When Oedipus dedicates himself to solving the murder of King Laius, he uncovers more than he ever intended upon. While interrogating people of his country he discovers Teiresias, the prophet who represents light in the play, who tells him that Oedipus himself killed Laius. Teiresias is described by one of the chorus leaders as “our god-like prophet in whom the truth resides more so than in all other men.” Light in the play represents truth and honesty. We then learn in the play that desperate Oedipus continues to search for answers only to discover that he was adopted by a new family, that he had killed his father who actually was Laius, and eventually did marry his own biological mother who he was sleeping with and having children with. Oedipus is believed to be considered the darkness because of all the wrong doings he did during his lifetime, such as killing Laius, his father, and marrying his own mother and sleeping with her. In society the choices he made are considered evil, or “dark” as the imagery in the play represents. These actions ultimately caused Oedipus’s downfall at the end of the play where he gouges his eyes out with Jocasta’s broach and is exiled from his home. All through the play Oedipus only wants to learn more and more about the murder, even though he was told many times not to pursue the answers he is desperate to get, but with each answer he uncovers, he is only hurting himself more in the long run.

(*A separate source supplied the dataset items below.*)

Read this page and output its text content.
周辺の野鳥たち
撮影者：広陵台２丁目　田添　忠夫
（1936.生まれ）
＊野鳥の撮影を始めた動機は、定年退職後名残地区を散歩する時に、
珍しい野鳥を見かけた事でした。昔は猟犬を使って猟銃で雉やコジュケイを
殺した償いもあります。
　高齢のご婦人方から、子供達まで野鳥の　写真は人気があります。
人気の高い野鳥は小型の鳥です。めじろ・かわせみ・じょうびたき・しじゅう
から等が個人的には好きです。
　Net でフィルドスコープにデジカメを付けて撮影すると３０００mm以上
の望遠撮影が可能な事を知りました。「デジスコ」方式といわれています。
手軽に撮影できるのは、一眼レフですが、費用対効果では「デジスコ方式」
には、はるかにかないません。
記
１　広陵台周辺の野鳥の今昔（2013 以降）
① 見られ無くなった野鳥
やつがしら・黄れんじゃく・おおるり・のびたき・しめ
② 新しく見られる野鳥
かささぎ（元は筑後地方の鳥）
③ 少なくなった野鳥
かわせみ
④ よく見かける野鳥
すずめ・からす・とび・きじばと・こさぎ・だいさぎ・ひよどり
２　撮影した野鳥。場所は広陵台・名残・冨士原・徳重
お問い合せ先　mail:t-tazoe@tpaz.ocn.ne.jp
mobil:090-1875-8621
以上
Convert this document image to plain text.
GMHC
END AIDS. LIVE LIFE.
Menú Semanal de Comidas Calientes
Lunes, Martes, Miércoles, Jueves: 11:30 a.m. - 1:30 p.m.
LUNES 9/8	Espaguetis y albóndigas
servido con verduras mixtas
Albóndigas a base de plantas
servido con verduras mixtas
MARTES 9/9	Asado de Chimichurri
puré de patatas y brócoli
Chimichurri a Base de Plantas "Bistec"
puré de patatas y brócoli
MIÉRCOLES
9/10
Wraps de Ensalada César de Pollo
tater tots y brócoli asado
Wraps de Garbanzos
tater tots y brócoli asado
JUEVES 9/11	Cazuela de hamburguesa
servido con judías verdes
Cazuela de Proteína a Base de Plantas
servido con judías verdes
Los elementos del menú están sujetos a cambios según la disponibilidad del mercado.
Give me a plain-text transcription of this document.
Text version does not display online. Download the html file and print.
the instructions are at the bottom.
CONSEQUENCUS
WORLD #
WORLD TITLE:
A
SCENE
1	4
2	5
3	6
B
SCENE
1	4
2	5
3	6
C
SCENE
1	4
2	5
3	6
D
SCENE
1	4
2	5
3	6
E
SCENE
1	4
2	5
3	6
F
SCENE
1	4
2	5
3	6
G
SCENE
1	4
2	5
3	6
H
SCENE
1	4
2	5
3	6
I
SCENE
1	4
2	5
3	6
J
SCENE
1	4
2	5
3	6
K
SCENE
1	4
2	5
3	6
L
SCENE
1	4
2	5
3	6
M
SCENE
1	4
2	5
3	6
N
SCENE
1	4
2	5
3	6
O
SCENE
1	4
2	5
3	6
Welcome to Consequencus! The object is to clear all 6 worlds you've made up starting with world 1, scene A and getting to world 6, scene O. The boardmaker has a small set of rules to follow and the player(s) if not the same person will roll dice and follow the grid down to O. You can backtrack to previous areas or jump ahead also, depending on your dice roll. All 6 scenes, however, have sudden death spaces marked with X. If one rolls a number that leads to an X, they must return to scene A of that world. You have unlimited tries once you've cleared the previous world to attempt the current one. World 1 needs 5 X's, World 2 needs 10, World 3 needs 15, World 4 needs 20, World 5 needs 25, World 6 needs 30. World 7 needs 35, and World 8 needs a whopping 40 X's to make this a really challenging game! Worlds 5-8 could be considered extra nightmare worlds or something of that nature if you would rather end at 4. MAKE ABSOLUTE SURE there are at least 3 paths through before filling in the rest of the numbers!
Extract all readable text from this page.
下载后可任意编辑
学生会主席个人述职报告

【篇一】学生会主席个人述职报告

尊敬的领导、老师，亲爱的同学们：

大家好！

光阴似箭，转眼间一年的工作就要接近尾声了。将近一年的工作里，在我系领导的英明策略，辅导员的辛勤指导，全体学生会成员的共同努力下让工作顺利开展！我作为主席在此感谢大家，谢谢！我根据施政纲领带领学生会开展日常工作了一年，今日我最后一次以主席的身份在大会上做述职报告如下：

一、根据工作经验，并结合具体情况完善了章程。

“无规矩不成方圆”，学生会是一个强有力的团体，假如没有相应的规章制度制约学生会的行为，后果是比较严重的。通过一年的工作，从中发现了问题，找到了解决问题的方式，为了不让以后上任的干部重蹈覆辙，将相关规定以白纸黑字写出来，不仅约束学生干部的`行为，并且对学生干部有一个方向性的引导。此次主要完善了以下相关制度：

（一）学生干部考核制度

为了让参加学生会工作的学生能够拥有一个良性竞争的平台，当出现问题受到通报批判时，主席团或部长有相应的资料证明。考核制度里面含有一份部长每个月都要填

Light and dark are in representation of Oedipus’s blindness because, he cannot see his fate before it happens and to see what will happen before his destiny actually becomes a reality. I personally think that he ultimately chose his own fate by ignoring the prophecy. Light is shown because of the complete truth Teiresias stated in the prophecy and darkness is then foretold because Oedipus did not recognize the truth or light coming from the prophet. And all along, the denial of the foretelling only represents the darkness and blindness of Oedipus.
Overall, anyone who reads this play can see the imagery of light and darkness throughout its entirety. Light is represented as good, truth and honestly, the characteristics of Teiresias and the evil, wrong, and foolishness of Oedipus who is the darkness. Even with the prophecy of Teiresias, Oedipus was blind to his demise which in the end became his own darkness.